Perché l'aragosta blu? Intorno a giugno del 2012 fu pescato un'esemplare di aragosta blu in Nuova Scozia, Canada. La probabilità di trovarne una è all'incirca una su due milioni. Il particolare colore è dovuto a un difetto genetico del pigmento del carapace, un po' come le tigri o i leoni albini.Mi sembrava quindi carino identificare il mio blog come qualcosa che va oltre le solite ricette di cucina. Qui si parlerà di tecniche, di cucina della nonna, di metodi dimenticati, di cene a tema per stupire, di etnico, di preparazioni fatte in casa. Tutto quello che riguarda la cucina in un discorso un po' più vasto e diverso dal solito.Condividerò quindi 20 anni circa di ricerca, di studio, di osservazioni e di tanta passione.
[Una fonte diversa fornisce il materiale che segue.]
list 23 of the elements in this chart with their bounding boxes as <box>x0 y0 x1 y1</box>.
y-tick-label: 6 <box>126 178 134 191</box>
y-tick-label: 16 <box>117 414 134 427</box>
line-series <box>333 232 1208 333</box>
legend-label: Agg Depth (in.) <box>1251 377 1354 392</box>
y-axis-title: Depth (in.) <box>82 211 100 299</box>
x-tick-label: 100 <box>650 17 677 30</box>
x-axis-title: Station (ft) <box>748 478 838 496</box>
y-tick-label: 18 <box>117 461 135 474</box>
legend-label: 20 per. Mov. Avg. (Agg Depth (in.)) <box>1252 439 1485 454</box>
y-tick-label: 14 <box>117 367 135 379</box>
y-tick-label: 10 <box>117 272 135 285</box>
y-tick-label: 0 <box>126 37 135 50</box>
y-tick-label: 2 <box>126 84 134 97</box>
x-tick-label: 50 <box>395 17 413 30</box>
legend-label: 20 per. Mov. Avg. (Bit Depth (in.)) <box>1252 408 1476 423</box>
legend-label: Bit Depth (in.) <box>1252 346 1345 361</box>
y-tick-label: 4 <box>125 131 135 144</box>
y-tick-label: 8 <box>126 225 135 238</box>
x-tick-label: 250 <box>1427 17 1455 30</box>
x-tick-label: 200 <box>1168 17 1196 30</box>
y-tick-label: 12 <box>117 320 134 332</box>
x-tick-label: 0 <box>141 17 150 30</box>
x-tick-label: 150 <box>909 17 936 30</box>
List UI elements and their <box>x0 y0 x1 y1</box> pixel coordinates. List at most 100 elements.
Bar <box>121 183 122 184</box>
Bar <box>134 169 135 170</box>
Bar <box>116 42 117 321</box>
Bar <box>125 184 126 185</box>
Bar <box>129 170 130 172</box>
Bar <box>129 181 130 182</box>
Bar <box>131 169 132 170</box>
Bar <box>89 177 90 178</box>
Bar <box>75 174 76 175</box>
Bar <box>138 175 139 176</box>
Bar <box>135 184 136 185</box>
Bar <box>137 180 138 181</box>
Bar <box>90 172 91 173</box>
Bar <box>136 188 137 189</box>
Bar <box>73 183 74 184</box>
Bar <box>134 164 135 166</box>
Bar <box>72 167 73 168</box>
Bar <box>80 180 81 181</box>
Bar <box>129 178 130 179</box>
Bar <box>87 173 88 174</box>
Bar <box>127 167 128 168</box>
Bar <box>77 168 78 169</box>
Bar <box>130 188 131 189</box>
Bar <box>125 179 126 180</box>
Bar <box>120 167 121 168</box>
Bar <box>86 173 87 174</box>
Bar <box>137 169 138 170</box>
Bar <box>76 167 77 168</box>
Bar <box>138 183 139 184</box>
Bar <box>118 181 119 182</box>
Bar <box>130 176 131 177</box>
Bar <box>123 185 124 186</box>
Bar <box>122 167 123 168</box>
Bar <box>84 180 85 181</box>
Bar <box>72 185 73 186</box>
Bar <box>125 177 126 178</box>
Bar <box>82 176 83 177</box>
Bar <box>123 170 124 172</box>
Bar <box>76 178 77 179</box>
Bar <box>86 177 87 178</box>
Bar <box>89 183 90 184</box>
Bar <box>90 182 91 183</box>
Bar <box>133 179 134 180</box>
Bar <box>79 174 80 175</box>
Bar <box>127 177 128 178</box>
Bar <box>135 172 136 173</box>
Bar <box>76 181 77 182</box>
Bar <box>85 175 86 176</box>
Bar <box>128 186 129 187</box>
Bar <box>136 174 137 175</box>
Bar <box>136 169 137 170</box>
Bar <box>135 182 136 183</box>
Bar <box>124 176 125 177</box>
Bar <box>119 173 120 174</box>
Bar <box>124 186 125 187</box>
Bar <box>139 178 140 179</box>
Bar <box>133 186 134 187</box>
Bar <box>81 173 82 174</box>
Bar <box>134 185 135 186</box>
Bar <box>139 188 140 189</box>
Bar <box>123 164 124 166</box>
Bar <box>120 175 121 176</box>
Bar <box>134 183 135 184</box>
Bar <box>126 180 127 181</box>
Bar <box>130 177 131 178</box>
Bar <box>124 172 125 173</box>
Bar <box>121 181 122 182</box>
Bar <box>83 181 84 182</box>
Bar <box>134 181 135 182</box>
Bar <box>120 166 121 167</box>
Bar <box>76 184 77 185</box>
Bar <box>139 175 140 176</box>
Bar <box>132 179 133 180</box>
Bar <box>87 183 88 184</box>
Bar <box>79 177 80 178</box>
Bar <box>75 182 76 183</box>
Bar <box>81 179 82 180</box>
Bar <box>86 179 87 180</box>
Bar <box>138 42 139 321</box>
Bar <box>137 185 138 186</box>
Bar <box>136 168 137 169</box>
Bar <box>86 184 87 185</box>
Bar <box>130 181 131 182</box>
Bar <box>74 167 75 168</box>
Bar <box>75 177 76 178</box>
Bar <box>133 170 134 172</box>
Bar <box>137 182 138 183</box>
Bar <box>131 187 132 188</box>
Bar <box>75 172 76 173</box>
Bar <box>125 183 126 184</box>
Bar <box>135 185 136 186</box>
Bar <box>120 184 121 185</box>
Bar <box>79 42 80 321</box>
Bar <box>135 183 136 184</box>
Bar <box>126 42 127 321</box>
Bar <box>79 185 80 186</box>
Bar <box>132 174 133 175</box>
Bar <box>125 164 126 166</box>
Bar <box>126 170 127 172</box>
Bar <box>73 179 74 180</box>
Adesso accomodatevi e prendiamoci un caffè...

martedì 16 aprile 2013

Polpettone farcito di colori e sapori


"E' meglio che un uomo aspetti il suo cibo, piuttosto che sia il cibo ad aspettare lui" (antico proverbio cinese)

   
     Bhe come al solito gli orientali hanno ragione!!! Ma dipende dal cibo. Quando ho messo in tavola questo polpettone erano già tutti con la forchetta in mano, e confesso che anche io non vedevo l'ora di assaggiarlo perchè c'erano così tanti profumini in cucina che l'unica cosa da fare era proprio iniziare a degustare.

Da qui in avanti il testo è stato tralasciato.